# Question on LGB disconnect log cars



## LukeFF (Apr 11, 2017)

So, I recently purchased this set of LGB disconnect log cars, advertised as new-in-the-box. What is strange is that it has no model number anywhere on the box. So, what's the story behind this one?


----------



## Dan Pierce (Jan 2, 2008)

Original log bogies were:
LGB 6 pack black 40770 no logs
LGB 6 pack red 41770 no logs
LGB original fixed bar 4066
Yours is a 2 pack, 4 bogies and logs 45770

Note what the digits represent.
1st digit is 4 for freight (1 for track, 2 for engines, 3 for passenger, 9 for toy train, 7 for sets.
second digit is 0 for first road name/production
3rd and 4th are model, 5th if there is newer than 1995 and is various runs/options.


----------



## krs (Feb 29, 2008)

Dan Pierce said:


> Original log bogies were:
> LGB 6 pack black 40770 no logs
> LGB 6 pack red 41770 no logs
> LGB original fixed bar 4066
> Yours is a 2 pack, 4 bogies and logs 45770


Yes, except that the 45770 (and also the 45775) always came with a single, gigantic log - at least all the units I have seen.

Here the logs look like the ones that came with the 4066 type cars.
I don't think that exact combination of American style disconnects with multiple logs was ever sold like this by LGB.
The box with no label tends to confirm that.
All the LGB boxes I have that have no label on them are replacement boxes where the original one was damaged or lost or wherre the product didn't come in this type of box.

Knut


----------



## LukeFF (Apr 11, 2017)

Dan Pierce said:


> Original log bogies were:
> LGB 6 pack black 40770 no logs
> LGB 6 pack red 41770 no logs
> LGB original fixed bar 4066
> ...





krs said:


> Yes, except that the 45770 (and also the 45775) always came with a single, gigantic log - at least all the units I have seen.
> 
> Here the logs look like the ones that came with the 4066 type cars.
> I don't think that exact combination of American style disconnects with multiple logs was ever sold like this by LGB.
> ...


Interesting, thanks!
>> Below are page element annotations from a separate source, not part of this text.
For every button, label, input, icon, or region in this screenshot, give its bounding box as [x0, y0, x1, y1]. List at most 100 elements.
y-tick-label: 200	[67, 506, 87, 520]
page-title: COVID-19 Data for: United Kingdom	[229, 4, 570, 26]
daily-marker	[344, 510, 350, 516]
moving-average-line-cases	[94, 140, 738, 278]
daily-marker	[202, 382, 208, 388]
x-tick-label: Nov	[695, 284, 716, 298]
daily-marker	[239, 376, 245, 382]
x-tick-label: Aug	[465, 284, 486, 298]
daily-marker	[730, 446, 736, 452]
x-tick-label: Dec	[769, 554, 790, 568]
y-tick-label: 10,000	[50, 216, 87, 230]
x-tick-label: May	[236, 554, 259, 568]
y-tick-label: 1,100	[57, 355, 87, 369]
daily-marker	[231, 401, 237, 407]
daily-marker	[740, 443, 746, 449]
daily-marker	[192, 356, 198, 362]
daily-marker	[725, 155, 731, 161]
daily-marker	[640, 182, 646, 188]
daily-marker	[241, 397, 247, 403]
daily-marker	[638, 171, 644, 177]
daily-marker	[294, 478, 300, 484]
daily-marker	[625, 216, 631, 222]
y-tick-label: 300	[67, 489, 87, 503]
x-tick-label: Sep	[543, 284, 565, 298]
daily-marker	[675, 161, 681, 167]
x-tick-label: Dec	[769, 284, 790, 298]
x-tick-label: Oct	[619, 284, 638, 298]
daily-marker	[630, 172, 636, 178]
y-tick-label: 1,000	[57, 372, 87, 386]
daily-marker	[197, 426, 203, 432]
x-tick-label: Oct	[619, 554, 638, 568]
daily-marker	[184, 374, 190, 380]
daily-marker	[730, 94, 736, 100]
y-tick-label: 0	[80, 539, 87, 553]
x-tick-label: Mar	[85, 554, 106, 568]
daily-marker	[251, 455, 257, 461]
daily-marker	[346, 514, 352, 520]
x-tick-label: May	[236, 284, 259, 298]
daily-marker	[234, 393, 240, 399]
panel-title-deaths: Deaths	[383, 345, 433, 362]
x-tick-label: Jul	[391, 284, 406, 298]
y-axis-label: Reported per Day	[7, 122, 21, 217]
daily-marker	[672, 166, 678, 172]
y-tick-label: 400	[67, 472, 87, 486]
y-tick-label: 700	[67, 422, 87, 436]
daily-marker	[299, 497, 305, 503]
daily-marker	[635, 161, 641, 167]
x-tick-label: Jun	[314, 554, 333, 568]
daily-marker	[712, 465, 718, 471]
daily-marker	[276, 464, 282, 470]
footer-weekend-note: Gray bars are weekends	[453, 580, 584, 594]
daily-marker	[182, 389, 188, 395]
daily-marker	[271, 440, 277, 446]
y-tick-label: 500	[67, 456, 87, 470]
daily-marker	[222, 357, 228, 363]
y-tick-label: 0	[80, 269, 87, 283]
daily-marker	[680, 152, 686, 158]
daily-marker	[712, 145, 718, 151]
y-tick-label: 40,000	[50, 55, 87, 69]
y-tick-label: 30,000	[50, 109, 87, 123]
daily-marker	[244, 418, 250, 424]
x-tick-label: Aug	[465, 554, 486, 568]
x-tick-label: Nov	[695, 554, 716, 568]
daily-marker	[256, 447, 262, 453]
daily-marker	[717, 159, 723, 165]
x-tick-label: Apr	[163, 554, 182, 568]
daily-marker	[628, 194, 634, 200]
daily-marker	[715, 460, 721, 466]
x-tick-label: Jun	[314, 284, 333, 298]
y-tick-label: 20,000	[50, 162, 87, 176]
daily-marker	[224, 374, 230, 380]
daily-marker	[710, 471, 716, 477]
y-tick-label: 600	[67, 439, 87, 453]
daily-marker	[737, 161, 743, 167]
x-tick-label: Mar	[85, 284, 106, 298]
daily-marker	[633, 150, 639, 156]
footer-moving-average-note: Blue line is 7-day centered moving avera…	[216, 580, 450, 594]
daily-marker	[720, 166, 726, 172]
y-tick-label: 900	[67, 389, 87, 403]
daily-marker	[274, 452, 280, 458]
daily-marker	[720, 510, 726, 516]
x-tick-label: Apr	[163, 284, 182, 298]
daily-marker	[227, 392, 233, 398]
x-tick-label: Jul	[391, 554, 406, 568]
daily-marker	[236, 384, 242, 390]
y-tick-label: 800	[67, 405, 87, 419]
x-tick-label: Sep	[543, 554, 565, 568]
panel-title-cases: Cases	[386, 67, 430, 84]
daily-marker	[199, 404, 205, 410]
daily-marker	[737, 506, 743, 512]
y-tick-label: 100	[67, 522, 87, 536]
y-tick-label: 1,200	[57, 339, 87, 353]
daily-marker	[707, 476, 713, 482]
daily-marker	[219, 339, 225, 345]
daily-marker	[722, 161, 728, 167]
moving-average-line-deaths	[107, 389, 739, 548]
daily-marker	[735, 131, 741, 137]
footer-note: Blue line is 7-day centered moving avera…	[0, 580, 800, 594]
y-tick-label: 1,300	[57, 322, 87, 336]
I had seen the photos of the disconnects with the single giant log and was wondering if there was a connection to the one I bought. Possibly this one was some sort of repackaging deal?


----------



## krs (Feb 29, 2008)

LGB has repackaged product, but very seldom and in any case, they have always assigned a product number to the repackaged item and labelled the box.

This "repackaging", if you want to call it that, was done by an individual or a dealer.
Nothing wrong with that.
I only take exception of someone repackages or modifies an item and then tries to sell it on ebay as this "rasre" LGB item for big bucks.
Used to happen with the LGB 4040-type tankers a lot.


----------



## LukeFF (Apr 11, 2017)

krs said:


> LGB has repackaged product, but very seldom and in any case, they have always assigned a product number to the repackaged item and labelled the box.
> 
> This "repackaging", if you want to call it that, was done by an individual or a dealer.
> Nothing wrong with that.
> ...


Understood, thanks. Overall, I am happy with the cars, and it doesn't bother me that it was packaged like this. The seller I bought these from is very reputable, so I wouldn't hesitate to buy from them again.


----------